Of course the new friends spoke French, some French, at least, but broken and only during class. They also spoke some English, of course, and mostly better than French. no one: no one spoke Farsi, and the German that surrounded me was a coarse and surly German: but then, Berlin is notorious for its lack of tenderness.
All communication melted into a kind of funnel. All the words were channeled into it and met upon each other there. Pushing and shoving, only those that belonged to one single language succeeded in squeezing themselves into the thin tube. At the other end of it were the people whom i now wished to live amongst. The rest of the words were left to dangle at the top of the hollow cone, where they turned into thirst and hunger. And now that there was only one word for tree, not four, one word for sky, one word for fear, one word for love, i thought i might suffocate. I feared I would not be able to recognize the flight of a heron when its sky was only the German word for sky. I thought i might not be able to call for help when the person who was to help me could only understand the German word for fear. I thought I might never be able to tell someone that I loved them since he would only be able to understand it in German. I thought maybe the trees would become extinct.

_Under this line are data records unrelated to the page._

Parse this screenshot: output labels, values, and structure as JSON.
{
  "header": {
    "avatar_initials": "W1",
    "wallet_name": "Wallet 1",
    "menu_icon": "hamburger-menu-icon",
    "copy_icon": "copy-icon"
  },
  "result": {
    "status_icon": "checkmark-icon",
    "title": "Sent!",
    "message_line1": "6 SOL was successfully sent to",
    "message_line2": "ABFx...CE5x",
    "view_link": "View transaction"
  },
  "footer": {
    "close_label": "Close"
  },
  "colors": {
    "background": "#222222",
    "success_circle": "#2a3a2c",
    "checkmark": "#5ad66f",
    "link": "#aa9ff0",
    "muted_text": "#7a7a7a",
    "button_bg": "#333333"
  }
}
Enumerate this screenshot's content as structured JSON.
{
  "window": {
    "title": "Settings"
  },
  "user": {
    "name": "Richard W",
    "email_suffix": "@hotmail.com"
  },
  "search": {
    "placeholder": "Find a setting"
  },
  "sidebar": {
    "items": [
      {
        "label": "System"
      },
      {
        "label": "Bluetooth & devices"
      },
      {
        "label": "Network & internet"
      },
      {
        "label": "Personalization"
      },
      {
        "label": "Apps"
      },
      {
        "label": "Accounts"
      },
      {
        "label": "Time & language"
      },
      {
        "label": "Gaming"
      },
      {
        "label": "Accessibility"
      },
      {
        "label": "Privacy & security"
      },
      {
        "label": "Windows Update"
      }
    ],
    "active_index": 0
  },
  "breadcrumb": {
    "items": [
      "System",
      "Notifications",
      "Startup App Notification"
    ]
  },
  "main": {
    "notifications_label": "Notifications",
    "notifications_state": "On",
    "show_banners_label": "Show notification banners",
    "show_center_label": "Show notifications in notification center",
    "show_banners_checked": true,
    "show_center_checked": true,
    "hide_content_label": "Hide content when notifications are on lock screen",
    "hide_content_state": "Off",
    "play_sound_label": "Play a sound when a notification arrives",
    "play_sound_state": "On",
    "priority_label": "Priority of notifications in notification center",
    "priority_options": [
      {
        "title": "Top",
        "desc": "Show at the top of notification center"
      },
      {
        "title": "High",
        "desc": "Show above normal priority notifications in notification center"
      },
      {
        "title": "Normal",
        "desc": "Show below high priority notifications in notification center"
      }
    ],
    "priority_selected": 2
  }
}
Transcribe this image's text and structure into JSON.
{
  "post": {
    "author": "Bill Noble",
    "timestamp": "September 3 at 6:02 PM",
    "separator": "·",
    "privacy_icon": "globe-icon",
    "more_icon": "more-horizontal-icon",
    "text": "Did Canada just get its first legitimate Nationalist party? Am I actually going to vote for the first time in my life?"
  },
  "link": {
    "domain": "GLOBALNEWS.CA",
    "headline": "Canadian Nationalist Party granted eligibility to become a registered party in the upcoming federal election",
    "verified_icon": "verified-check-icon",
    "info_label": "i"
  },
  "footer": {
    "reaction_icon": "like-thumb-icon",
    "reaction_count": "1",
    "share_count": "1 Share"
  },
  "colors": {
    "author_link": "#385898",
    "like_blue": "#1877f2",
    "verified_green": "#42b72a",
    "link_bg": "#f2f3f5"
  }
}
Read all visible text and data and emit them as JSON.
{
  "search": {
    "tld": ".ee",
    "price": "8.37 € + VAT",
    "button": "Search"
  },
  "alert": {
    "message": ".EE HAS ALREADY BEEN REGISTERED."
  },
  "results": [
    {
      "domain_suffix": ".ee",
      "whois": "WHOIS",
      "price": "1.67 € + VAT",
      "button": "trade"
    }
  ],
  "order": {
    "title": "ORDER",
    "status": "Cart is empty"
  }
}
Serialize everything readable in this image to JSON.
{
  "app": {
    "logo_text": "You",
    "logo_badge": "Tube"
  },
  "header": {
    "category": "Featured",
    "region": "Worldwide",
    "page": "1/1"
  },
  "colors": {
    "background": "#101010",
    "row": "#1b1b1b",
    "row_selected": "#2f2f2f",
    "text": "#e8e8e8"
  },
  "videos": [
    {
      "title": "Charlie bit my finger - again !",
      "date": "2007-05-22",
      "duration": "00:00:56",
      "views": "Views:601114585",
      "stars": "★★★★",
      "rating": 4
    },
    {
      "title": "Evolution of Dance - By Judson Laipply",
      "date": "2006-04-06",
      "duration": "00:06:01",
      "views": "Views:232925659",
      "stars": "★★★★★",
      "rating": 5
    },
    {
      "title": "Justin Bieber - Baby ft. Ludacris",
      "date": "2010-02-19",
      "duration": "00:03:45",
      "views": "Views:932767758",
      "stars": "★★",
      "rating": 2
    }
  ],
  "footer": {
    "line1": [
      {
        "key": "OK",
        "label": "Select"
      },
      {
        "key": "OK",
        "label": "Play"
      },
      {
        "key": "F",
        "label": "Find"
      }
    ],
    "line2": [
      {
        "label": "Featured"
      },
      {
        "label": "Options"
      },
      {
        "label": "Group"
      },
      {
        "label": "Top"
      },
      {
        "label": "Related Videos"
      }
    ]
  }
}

And so I began to write. I wrote in the language understood by the people I wanted to live amongst. But I didn't follow all of the rules: I wrote the words in German, but I felt them in Farsi, and realized I could breathe again. And that is why I do not say I love you. Instead I say: I dream your black hawk heart. I bless the bog over which you fly. I say: I have chosen these people, but among them I have chosen you. Above all others, I have chosen you. and my plumage, I say, is now softer than ever before.